Here is how to build a vector using writer
.. code-block:: Java
try (BigIntVector vector = new BigIntVector("vector", allocator);
BigIntWriter writer = new BigIntWriterImpl(vector)) {
writer.setPosition(0);
writer.writeBigInt(1);
writer.setPosition(1);
writer.writeBigInt(2);
writer.setPosition(2);
writer.writeBigInt(3);
// writer.setPosition(3) is not called which means the forth value is null.
writer.setPosition(4);
writer.writeBigInt(5);
writer.setPosition(5);
writer.writeBigInt(6);
writer.setPosition(6);
writer.writeBigInt(7);
writer.setPosition(7);
writer.writeBigInt(8);
}
There are get API and concrete subclasses of :class:`FieldReader` for accessing vector values, what needs
to be declared is that writer/reader is not as efficient as direct access
.. code-block:: Java
// access via get API
for (int i = 0; i < vector.getValueCount(); i++) {
if (!vector.isNull(i)) {
System.out.println(vector.get(i));
}
}
// access via reader
BigIntReader reader = vector.getReader();
for (int i = 0; i < vector.getValueCount(); i++) {
reader.setPosition(i);
if (reader.isSet()) {
System.out.println(reader.readLong());
}
}
Building ListVector
===================
A :class:`ListVector` is a vector that holds a list of values for each index.

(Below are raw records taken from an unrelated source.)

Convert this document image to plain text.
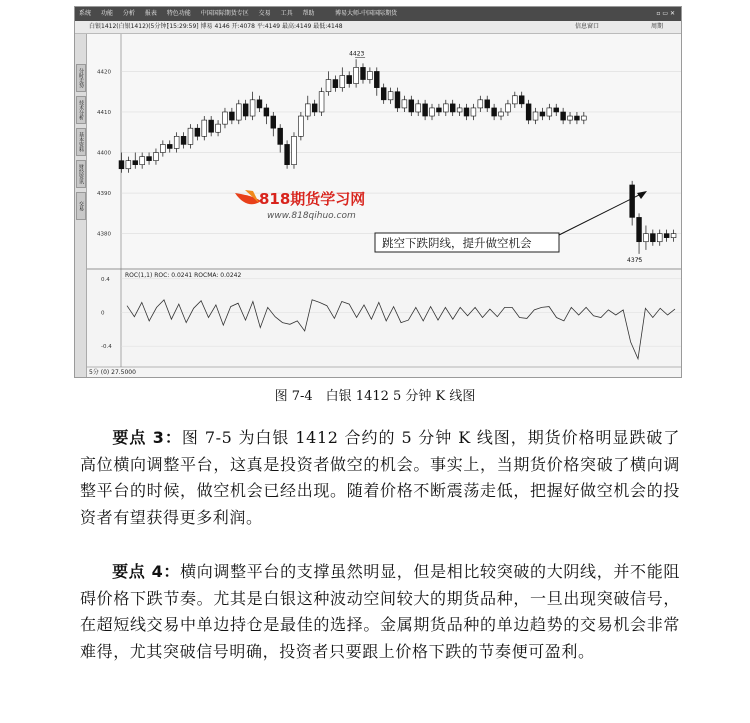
系统 功能 分析 报表 特色功能 中国国际期货专区 交易 工具 帮助	博易大师-中国国际期货	▫ ▭ ✕
白银1412(白银1412)(5分钟)
[15:29:59] 博易 4146 开:4078 平:4149 最高:4149 最低:4148	信息窗口	周期
分时走势
技术分析
基本资料
财经资讯
交易
4420
4410
4400
4390
4380
ROC(1,1) ROC: 0.0241 ROCMA: 0.0242
0.4
0
-0.4
5分 (0) 27.5000
4423
4375
818期货学习网
www.818qihuo.com
跳空下跌阴线，提升做空机会
图 7-4　白银 1412 5 分钟 K 线图
要点 3：图 7-5 为白银 1412 合约的 5 分钟 K 线图，期货价格明显跌破了高位横向调整平台，这真是投资者做空的机会。事实上，当期货价格突破了横向调整平台的时候，做空机会已经出现。随着价格不断震荡走低，把握好做空机会的投资者有望获得更多利润。
要点 4：横向调整平台的支撑虽然明显，但是相比较突破的大阴线，并不能阻碍价格下跌节奏。尤其是白银这种波动空间较大的期货品种，一旦出现突破信号，在超短线交易中单边持仓是最佳的选择。金属期货品种的单边趋势的交易机会非常难得，尤其突破信号明确，投资者只要跟上价格下跌的节奏便可盈利。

Working with one you need to handle the same steps as mentioned above (create > allocate > mutate > set value count > access > clear), but the details of how you accomplish this are slightly different since you need to both create the vector and set the list of values for each index.
For example, the code below shows how to build a :class:`ListVector` of int's using the writer :class:`UnionListWriter`. We build a vector from 0 to 9 and each index contains a list with values [[0, 0, 0, 0, 0], [0, 1, 2, 3, 4], [0, 2, 4, 6, 8], …, [0, 9, 18, 27, 36]]. List values can be added in any order so writing a list such as [3, 1, 2] would be just as valid.
.. code-block:: Java
try (BufferAllocator allocator = new RootAllocator(Long.MAX_VALUE);
ListVector listVector = ListVector.empty("vector", allocator)) {
UnionListWriter writer = listVector.getWriter();
for (int i = 0; i < 10; i++) {
writer.startList();
writer.setPosition(i);
for (int j = 0; j < 5; j++) {
writer.writeInt(j * i);
}
writer.setValueCount(5);
writer.endList();
}
listVector.setValueCount(10);
}
:class:`ListVector` values can be accessed either through the get API or through the reader class :class:`UnionListReader`. To read all the values, first enumerate through the indexes, and then enumerate through the inner list values.
.. code-block:: Java
// access via get API
for (int i = 0; i < listVector.getValueCount(); i++) {
if (!listVector.isNull(i)) {
ArrayList<Integer> elements = (ArrayList<Integer>) listVector.getObject(i);
for (Integer element : elements) {
System.out.println(element);
}
}
}
// access via reader
UnionListReader reader = listVector.getReader();
for (int i = 0; i < listVector.getValueCount(); i++) {
reader.setPosition(i);
while (reader.next()) {
IntReader intReader = reader.reader();
if (intReader.isSet()) {
System.out.println(intReader.readInteger());
}
}
}
Slicing
=======
Similar with C++ implementation, it is possible to make zero-copy slices of vectors to obtain a vector
referring to some logical sub-sequence of the data through :class:`TransferPair`
.. code-block:: Java
IntVector vector = new IntVector("intVector", allocator);
for (int i = 0; i < 10; i++) {
vector.setSafe(i, i);
}
vector.setValueCount(10);
TransferPair tp = vector.getTransferPair(allocator);
tp.splitAndTransfer(0, 5);
IntVector sliced = (IntVector) tp.getTo();
// In this case, the vector values are [0, 1, 2, 3, 4, 5, 6, 7, 8, 9] and the sliceVector values are [0, 1, 2, 3, 4].